Philippe Sands

Hay 2012: Niklas Frank talks to Philippe Sands

In the Shadow of the Reich

On screen behind the stage at the Big Tent venue is a picture of Adolf Hitler, smiling and holding a hat. The lights go down and a silence descends. It is a strange way to begin a Sunday morning.

But even at 66 years remove from his father’s hanging at Nuremberg, it must be even stranger for Niklas Frank. Phillippe Sands begins the session with an explanation that the man on the right of the photograph is Hitler’s lawyer, Hans Frank, later to become Governor General of Occupied Poland, with all that that implies. The man on the right of the stage is his son, born in 1939. Sands also explains that the two men had debated whether to show the audience a second picture of Hans Frank, lying dead after the Nuremberg trials.

That Niklas Frank insisted that it be shown is not even to hint at the remarkable nature of this man who has spent a lifetime being ‘a puppet on his string’. In his book, called in its German version simply The Father, Frank explains – in powerful second person address – that ‘I made your death a part of me’, telling his father: ‘I am older now than you were ever able to be; that was what I aimed for.’

This promise to himself was made in the most extraordinary circumstances imaginable. As an already emotionally detached seven-year-old, Frank made a last visit to his father on 26 September 1946. From behind a pane of glass, despite that his small son knew his father’s sentence, Hans Frank continued to lie. ‘You just had to remain a bastard to the very end,’ says his Niklas in the book.

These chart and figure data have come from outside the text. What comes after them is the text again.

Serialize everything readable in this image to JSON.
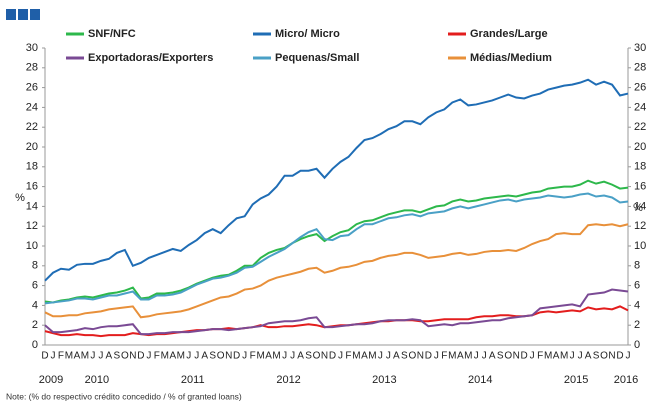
{
  "chart_data": {
    "type": "line",
    "categories": [
      "D",
      "J",
      "F",
      "M",
      "A",
      "M",
      "J",
      "J",
      "A",
      "S",
      "O",
      "N",
      "D",
      "J",
      "F",
      "M",
      "A",
      "M",
      "J",
      "J",
      "A",
      "S",
      "O",
      "N",
      "D",
      "J",
      "F",
      "M",
      "A",
      "M",
      "J",
      "J",
      "A",
      "S",
      "O",
      "N",
      "D",
      "J",
      "F",
      "M",
      "A",
      "M",
      "J",
      "J",
      "A",
      "S",
      "O",
      "N",
      "D",
      "J",
      "F",
      "M",
      "A",
      "M",
      "J",
      "J",
      "A",
      "S",
      "O",
      "N",
      "D",
      "J",
      "F",
      "M",
      "A",
      "M",
      "J",
      "J",
      "A",
      "S",
      "O",
      "N",
      "D",
      "J"
    ],
    "year_labels": [
      "2009",
      "2010",
      "2011",
      "2012",
      "2013",
      "2014",
      "2015",
      "2016"
    ],
    "y_label": "%",
    "y2_label": "%",
    "ylim": [
      0,
      30
    ],
    "yticks": [
      0,
      2,
      4,
      6,
      8,
      10,
      12,
      14,
      16,
      18,
      20,
      22,
      24,
      26,
      28,
      30
    ],
    "y2lim": [
      0,
      30
    ],
    "y2ticks": [
      0,
      2,
      4,
      6,
      8,
      10,
      12,
      14,
      16,
      18,
      20,
      22,
      24,
      26,
      28,
      30
    ],
    "grid": false,
    "note": "Note: (% do respectivo crédito concedido / % of granted loans)",
    "series": [
      {
        "name": "SNF/NFC",
        "color": "#2db84b",
        "values": [
          4.4,
          4.3,
          4.5,
          4.6,
          4.8,
          4.9,
          4.8,
          5.0,
          5.2,
          5.3,
          5.5,
          5.8,
          4.7,
          4.8,
          5.2,
          5.2,
          5.3,
          5.5,
          5.8,
          6.2,
          6.5,
          6.8,
          7.0,
          7.1,
          7.5,
          8.0,
          8.0,
          8.8,
          9.3,
          9.6,
          9.8,
          10.3,
          10.7,
          11.0,
          11.2,
          10.5,
          11.0,
          11.4,
          11.6,
          12.2,
          12.5,
          12.6,
          12.9,
          13.2,
          13.4,
          13.6,
          13.6,
          13.4,
          13.7,
          14.0,
          14.1,
          14.5,
          14.7,
          14.5,
          14.6,
          14.8,
          14.9,
          15.0,
          15.1,
          15.0,
          15.2,
          15.4,
          15.5,
          15.8,
          15.9,
          16.0,
          16.0,
          16.2,
          16.6,
          16.3,
          16.5,
          16.2,
          15.8,
          15.9
        ]
      },
      {
        "name": "Micro/ Micro",
        "color": "#1f6db5",
        "values": [
          6.5,
          7.3,
          7.7,
          7.6,
          8.1,
          8.2,
          8.2,
          8.5,
          8.7,
          9.3,
          9.6,
          8.0,
          8.3,
          8.8,
          9.1,
          9.4,
          9.7,
          9.5,
          10.1,
          10.6,
          11.3,
          11.7,
          11.3,
          12.1,
          12.8,
          13.0,
          14.2,
          14.8,
          15.2,
          16.0,
          17.1,
          17.1,
          17.6,
          17.6,
          17.8,
          16.9,
          17.8,
          18.5,
          19.0,
          19.9,
          20.7,
          20.9,
          21.3,
          21.8,
          22.1,
          22.6,
          22.6,
          22.3,
          23.0,
          23.5,
          23.8,
          24.5,
          24.8,
          24.2,
          24.3,
          24.5,
          24.7,
          25.0,
          25.3,
          25.0,
          24.9,
          25.2,
          25.4,
          25.8,
          26.0,
          26.2,
          26.3,
          26.5,
          26.8,
          26.3,
          26.6,
          26.3,
          25.2,
          25.4
        ]
      },
      {
        "name": "Grandes/Large",
        "color": "#e31d1d",
        "values": [
          1.4,
          1.2,
          1.0,
          1.0,
          1.1,
          1.0,
          1.0,
          0.9,
          1.0,
          1.0,
          1.0,
          1.2,
          1.1,
          1.0,
          1.1,
          1.1,
          1.2,
          1.3,
          1.4,
          1.5,
          1.5,
          1.6,
          1.6,
          1.7,
          1.6,
          1.7,
          1.8,
          2.0,
          1.8,
          1.8,
          1.9,
          1.9,
          2.0,
          2.1,
          2.0,
          1.8,
          1.9,
          2.0,
          2.0,
          2.1,
          2.2,
          2.3,
          2.4,
          2.4,
          2.5,
          2.5,
          2.5,
          2.4,
          2.4,
          2.5,
          2.6,
          2.6,
          2.6,
          2.6,
          2.8,
          2.9,
          2.9,
          3.0,
          3.0,
          2.9,
          2.9,
          3.0,
          3.3,
          3.4,
          3.3,
          3.4,
          3.5,
          3.4,
          3.8,
          3.6,
          3.7,
          3.6,
          3.9,
          3.5
        ]
      },
      {
        "name": "Exportadoras/Exporters",
        "color": "#7a4a94",
        "values": [
          2.0,
          1.3,
          1.3,
          1.4,
          1.5,
          1.7,
          1.6,
          1.8,
          1.9,
          1.9,
          2.0,
          2.1,
          1.1,
          1.1,
          1.2,
          1.2,
          1.3,
          1.3,
          1.3,
          1.4,
          1.5,
          1.6,
          1.6,
          1.5,
          1.6,
          1.7,
          1.8,
          1.9,
          2.2,
          2.3,
          2.4,
          2.4,
          2.5,
          2.7,
          2.8,
          1.8,
          1.8,
          1.9,
          2.0,
          2.1,
          2.1,
          2.2,
          2.4,
          2.5,
          2.5,
          2.5,
          2.6,
          2.5,
          1.9,
          2.0,
          2.1,
          2.0,
          2.2,
          2.2,
          2.3,
          2.4,
          2.5,
          2.5,
          2.7,
          2.8,
          2.9,
          3.0,
          3.7,
          3.8,
          3.9,
          4.0,
          4.1,
          3.9,
          5.1,
          5.2,
          5.3,
          5.6,
          5.5,
          5.4
        ]
      },
      {
        "name": "Pequenas/Small",
        "color": "#4aa0c6",
        "values": [
          4.2,
          4.3,
          4.4,
          4.5,
          4.7,
          4.7,
          4.6,
          4.8,
          5.0,
          5.0,
          5.2,
          5.4,
          4.6,
          4.6,
          5.0,
          5.0,
          5.1,
          5.3,
          5.7,
          6.1,
          6.4,
          6.7,
          6.8,
          7.0,
          7.3,
          7.8,
          7.9,
          8.4,
          8.9,
          9.3,
          9.7,
          10.3,
          10.9,
          11.4,
          11.7,
          10.7,
          10.6,
          11.0,
          11.1,
          11.7,
          12.2,
          12.2,
          12.5,
          12.8,
          12.9,
          13.1,
          13.2,
          13.0,
          13.3,
          13.4,
          13.5,
          13.8,
          14.0,
          13.8,
          14.0,
          14.2,
          14.4,
          14.6,
          14.7,
          14.5,
          14.7,
          14.8,
          14.9,
          15.1,
          15.0,
          14.9,
          15.0,
          15.2,
          15.3,
          15.0,
          15.1,
          14.9,
          14.4,
          14.5
        ]
      },
      {
        "name": "Médias/Medium",
        "color": "#e8903a",
        "values": [
          3.3,
          2.9,
          2.9,
          3.0,
          3.0,
          3.2,
          3.3,
          3.4,
          3.6,
          3.7,
          3.8,
          3.9,
          2.8,
          2.9,
          3.1,
          3.2,
          3.3,
          3.4,
          3.6,
          3.9,
          4.2,
          4.5,
          4.8,
          4.9,
          5.2,
          5.6,
          5.7,
          6.0,
          6.5,
          6.8,
          7.0,
          7.2,
          7.4,
          7.7,
          7.8,
          7.3,
          7.5,
          7.8,
          7.9,
          8.1,
          8.4,
          8.5,
          8.8,
          9.0,
          9.1,
          9.3,
          9.3,
          9.1,
          8.8,
          8.9,
          9.0,
          9.2,
          9.3,
          9.1,
          9.2,
          9.4,
          9.5,
          9.5,
          9.6,
          9.5,
          9.8,
          10.2,
          10.5,
          10.7,
          11.2,
          11.3,
          11.2,
          11.2,
          12.1,
          12.2,
          12.1,
          12.2,
          12.0,
          12.2
        ]
      }
    ]
  }
}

Promising not to let his life be ruined by his parents – a fate that met some of his siblings – Frank forged a distinguished career as a journalist before causing a scandal in Germany with the publication of his memoir in 1987. Breaking the taboo of ‘never speaking against your parents’, at the time Frank says he was ‘fed up with the silence all around me’.

Niklas Frank’s unpalatable approach to the heinous crimes of his father is borne out of the inconceivably horrific memory of his first intimations of what Hans Frank did. The son recalls seeing in the newspapers the dead bodies of children his own age, and an incident where a four-year-old was picked up by the legs and smashed against a wall. Knowing these things happened under his father’s orders while he sat playing in a house lined with stolen Rembrandts would be too much for most to bear.

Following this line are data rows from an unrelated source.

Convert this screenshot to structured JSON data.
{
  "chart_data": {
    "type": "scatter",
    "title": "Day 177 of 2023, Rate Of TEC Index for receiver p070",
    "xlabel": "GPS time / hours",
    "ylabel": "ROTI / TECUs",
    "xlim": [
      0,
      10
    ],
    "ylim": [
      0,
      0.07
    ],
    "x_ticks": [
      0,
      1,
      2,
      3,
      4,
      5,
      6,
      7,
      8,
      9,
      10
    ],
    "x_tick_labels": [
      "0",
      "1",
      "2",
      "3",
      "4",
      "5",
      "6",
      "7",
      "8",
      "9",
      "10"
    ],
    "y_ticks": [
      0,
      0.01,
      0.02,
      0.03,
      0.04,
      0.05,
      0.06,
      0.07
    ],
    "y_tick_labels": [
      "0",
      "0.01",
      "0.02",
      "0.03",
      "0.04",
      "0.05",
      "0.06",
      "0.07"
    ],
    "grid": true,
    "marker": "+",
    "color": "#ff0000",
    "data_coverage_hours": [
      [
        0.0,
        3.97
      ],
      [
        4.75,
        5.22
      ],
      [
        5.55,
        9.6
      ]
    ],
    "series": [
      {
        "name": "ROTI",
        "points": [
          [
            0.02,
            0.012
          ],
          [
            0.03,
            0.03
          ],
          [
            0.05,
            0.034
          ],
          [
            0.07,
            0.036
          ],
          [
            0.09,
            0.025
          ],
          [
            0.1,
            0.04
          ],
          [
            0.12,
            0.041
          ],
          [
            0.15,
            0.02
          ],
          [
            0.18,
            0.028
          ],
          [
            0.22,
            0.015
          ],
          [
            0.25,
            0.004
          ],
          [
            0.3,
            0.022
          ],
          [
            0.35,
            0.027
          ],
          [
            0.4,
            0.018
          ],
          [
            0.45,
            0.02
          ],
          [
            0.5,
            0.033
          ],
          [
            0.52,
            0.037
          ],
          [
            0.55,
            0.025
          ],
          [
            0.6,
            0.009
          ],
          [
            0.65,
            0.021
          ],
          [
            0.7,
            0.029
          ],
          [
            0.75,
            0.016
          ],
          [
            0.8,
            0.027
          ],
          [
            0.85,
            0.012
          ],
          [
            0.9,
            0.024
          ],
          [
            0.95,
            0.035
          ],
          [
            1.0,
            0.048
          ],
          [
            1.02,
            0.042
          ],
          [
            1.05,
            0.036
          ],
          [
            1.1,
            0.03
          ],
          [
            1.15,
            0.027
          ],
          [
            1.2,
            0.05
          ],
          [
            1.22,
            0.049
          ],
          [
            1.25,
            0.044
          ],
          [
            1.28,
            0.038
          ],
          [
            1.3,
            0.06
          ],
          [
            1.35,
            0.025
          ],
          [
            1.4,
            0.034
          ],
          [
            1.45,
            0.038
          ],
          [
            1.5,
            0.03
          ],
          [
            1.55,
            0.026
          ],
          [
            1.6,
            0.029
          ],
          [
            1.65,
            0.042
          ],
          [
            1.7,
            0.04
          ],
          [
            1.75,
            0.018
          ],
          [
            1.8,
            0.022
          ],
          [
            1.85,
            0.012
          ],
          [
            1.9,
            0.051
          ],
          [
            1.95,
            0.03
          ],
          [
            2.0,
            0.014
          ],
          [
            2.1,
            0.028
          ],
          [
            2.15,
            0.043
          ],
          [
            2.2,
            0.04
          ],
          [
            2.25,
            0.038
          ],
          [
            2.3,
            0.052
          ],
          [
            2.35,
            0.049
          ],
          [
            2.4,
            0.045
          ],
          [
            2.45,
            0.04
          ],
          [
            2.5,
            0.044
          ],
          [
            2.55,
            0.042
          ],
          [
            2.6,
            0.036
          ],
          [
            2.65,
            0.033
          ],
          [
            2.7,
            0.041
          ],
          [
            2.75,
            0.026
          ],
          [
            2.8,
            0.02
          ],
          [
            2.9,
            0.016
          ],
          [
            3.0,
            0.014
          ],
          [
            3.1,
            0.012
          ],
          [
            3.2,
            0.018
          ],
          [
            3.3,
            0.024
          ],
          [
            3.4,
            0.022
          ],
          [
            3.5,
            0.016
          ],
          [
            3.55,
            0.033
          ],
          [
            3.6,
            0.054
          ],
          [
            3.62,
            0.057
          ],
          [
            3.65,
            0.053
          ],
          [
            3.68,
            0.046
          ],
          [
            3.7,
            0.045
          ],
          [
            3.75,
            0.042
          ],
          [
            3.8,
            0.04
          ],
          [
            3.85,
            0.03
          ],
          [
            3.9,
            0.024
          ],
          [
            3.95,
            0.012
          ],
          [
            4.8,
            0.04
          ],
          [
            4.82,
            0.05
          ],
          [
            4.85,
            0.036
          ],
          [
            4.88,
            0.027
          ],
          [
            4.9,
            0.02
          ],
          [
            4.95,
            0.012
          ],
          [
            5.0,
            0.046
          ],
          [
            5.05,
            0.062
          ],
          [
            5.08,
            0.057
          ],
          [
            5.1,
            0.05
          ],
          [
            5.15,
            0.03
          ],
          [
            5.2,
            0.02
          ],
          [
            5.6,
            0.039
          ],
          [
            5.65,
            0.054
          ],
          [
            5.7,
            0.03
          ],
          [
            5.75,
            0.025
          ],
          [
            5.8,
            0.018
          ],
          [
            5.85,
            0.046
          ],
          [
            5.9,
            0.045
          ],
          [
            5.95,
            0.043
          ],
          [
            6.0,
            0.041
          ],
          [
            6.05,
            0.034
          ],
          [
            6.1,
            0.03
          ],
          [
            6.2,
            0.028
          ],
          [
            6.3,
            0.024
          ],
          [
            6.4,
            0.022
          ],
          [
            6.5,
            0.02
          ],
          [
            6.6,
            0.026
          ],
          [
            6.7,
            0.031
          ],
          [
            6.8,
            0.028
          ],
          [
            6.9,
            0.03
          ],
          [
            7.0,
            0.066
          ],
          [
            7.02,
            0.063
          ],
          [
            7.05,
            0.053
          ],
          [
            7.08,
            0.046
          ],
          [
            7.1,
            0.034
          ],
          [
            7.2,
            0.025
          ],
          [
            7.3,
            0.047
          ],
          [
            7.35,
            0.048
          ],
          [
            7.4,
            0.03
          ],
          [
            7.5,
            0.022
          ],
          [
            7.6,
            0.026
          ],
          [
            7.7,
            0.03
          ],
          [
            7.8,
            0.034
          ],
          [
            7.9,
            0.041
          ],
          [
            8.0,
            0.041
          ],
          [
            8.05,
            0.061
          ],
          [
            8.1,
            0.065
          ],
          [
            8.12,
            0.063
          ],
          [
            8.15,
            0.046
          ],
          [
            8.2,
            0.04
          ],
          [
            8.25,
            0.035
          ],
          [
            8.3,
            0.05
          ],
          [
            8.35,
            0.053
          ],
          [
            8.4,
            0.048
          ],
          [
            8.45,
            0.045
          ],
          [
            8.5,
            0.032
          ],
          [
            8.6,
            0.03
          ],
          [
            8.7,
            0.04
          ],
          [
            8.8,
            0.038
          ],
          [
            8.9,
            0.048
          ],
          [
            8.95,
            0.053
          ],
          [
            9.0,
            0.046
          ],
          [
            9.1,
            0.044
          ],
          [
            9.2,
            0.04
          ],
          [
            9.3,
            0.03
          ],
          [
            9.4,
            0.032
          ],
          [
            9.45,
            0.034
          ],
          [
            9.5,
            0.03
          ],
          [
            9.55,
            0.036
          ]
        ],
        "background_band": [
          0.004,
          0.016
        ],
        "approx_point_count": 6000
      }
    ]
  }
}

What perhaps saved Niklas Frank from the ‘poison’ with which his father would have filled his brain was a single incident that came to him, amazingly, as a flashback when visiting Poland as a journalist to interview Lech Walesa. Frank now describes it as ‘the first cut in our relationship’. Under the mistaken impression that Niklas may have been fathered by his best friend during an affair with his wife, Hans Frank screamed at his son: ‘You are a stranger, not part of our family; what are you doing here?’

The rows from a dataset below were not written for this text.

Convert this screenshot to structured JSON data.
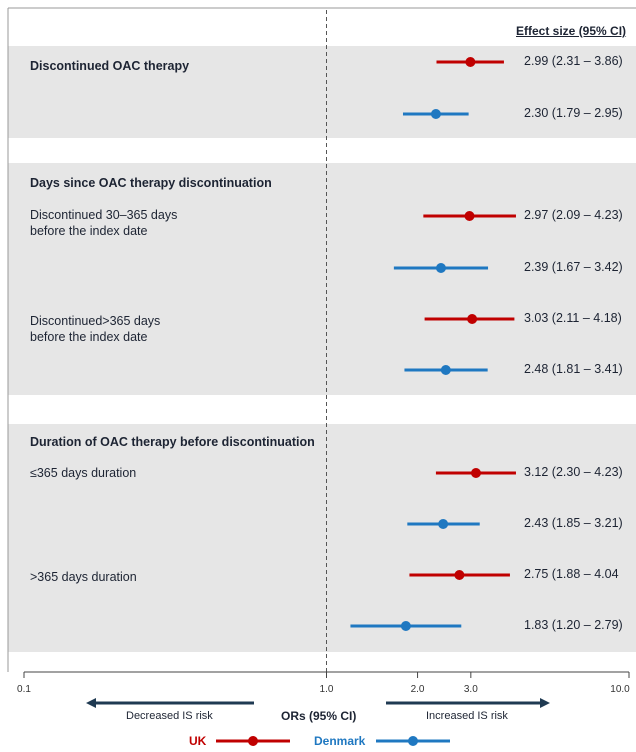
{
  "header": {
    "effect_title": "Effect size (95% CI)"
  },
  "sections": [
    {
      "title": "Discontinued OAC therapy",
      "rows": []
    },
    {
      "title": "Days since OAC therapy discontinuation",
      "rows": [
        "Discontinued 30–365 days\nbefore the index date",
        "Discontinued>365 days\nbefore the index date"
      ]
    },
    {
      "title": "Duration of OAC therapy before discontinuation",
      "rows": [
        "≤365 days duration",
        ">365 days duration"
      ]
    }
  ],
  "chart_data": {
    "type": "forest",
    "x_scale": "log",
    "xlim": [
      0.1,
      10.0
    ],
    "reference_line": 1.0,
    "xlabel": "ORs (95% CI)",
    "ticks": [
      {
        "value": 0.1,
        "label": "0.1"
      },
      {
        "value": 1.0,
        "label": "1.0"
      },
      {
        "value": 2.0,
        "label": "2.0"
      },
      {
        "value": 3.0,
        "label": "3.0"
      },
      {
        "value": 10.0,
        "label": "10.0"
      }
    ],
    "series": [
      {
        "name": "UK",
        "color": "#c00000"
      },
      {
        "name": "Denmark",
        "color": "#1f78c1"
      }
    ],
    "estimates": [
      {
        "series": "UK",
        "or": 2.99,
        "lo": 2.31,
        "hi": 3.86,
        "text": "2.99 (2.31 – 3.86)"
      },
      {
        "series": "Denmark",
        "or": 2.3,
        "lo": 1.79,
        "hi": 2.95,
        "text": "2.30 (1.79 – 2.95)"
      },
      {
        "series": "UK",
        "or": 2.97,
        "lo": 2.09,
        "hi": 4.23,
        "text": "2.97 (2.09 – 4.23)"
      },
      {
        "series": "Denmark",
        "or": 2.39,
        "lo": 1.67,
        "hi": 3.42,
        "text": "2.39 (1.67 – 3.42)"
      },
      {
        "series": "UK",
        "or": 3.03,
        "lo": 2.11,
        "hi": 4.18,
        "text": "3.03 (2.11 – 4.18)"
      },
      {
        "series": "Denmark",
        "or": 2.48,
        "lo": 1.81,
        "hi": 3.41,
        "text": "2.48 (1.81 – 3.41)"
      },
      {
        "series": "UK",
        "or": 3.12,
        "lo": 2.3,
        "hi": 4.23,
        "text": "3.12 (2.30 – 4.23)"
      },
      {
        "series": "Denmark",
        "or": 2.43,
        "lo": 1.85,
        "hi": 3.21,
        "text": "2.43 (1.85 – 3.21)"
      },
      {
        "series": "UK",
        "or": 2.75,
        "lo": 1.88,
        "hi": 4.04,
        "text": "2.75 (1.88 – 4.04"
      },
      {
        "series": "Denmark",
        "or": 1.83,
        "lo": 1.2,
        "hi": 2.79,
        "text": "1.83 (1.20 – 2.79)"
      }
    ],
    "direction_labels": {
      "left": "Decreased IS risk",
      "right": "Increased IS risk"
    },
    "legend": {
      "placement": "bottom",
      "items": [
        "UK",
        "Denmark"
      ]
    }
  }
}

It would be very tempting, given the circumstances, for Frank Jr to go along with this questioning of his parenthood, but he insists that the Nazi war criminal is indeed his father. And he paints a portrait of his father that is verging on the stereotype of such a man. Hans Frank played piano, loved Shakespeare and Goethe and made regular trips to Salzburg and Vienna for opera. But for this man of culture, ‘the moral was gone very early’.

Sands asks the question on all our behalf, the question Frank has been asking his whole life: how could he? The writer posits several theories – he made Hitler into a Christ-figure after he ‘saved’ Germany from the ravages of Weimar era; he had a homosexual predilection for the Fuhrer – but nothing explains it. Nothing could.

And Frank, perhaps understandably given his background, is not optimistic for the future. ‘I don’t trust my people,’ he says more than once, quite willing to reiterate the theory that a strong Germany is a dangerous Germany. Asked by an audience member, ‘Is [today’s] Germany a Germany to be frightened of?’ he answers simply and chillingly: ‘Yes, for sure.’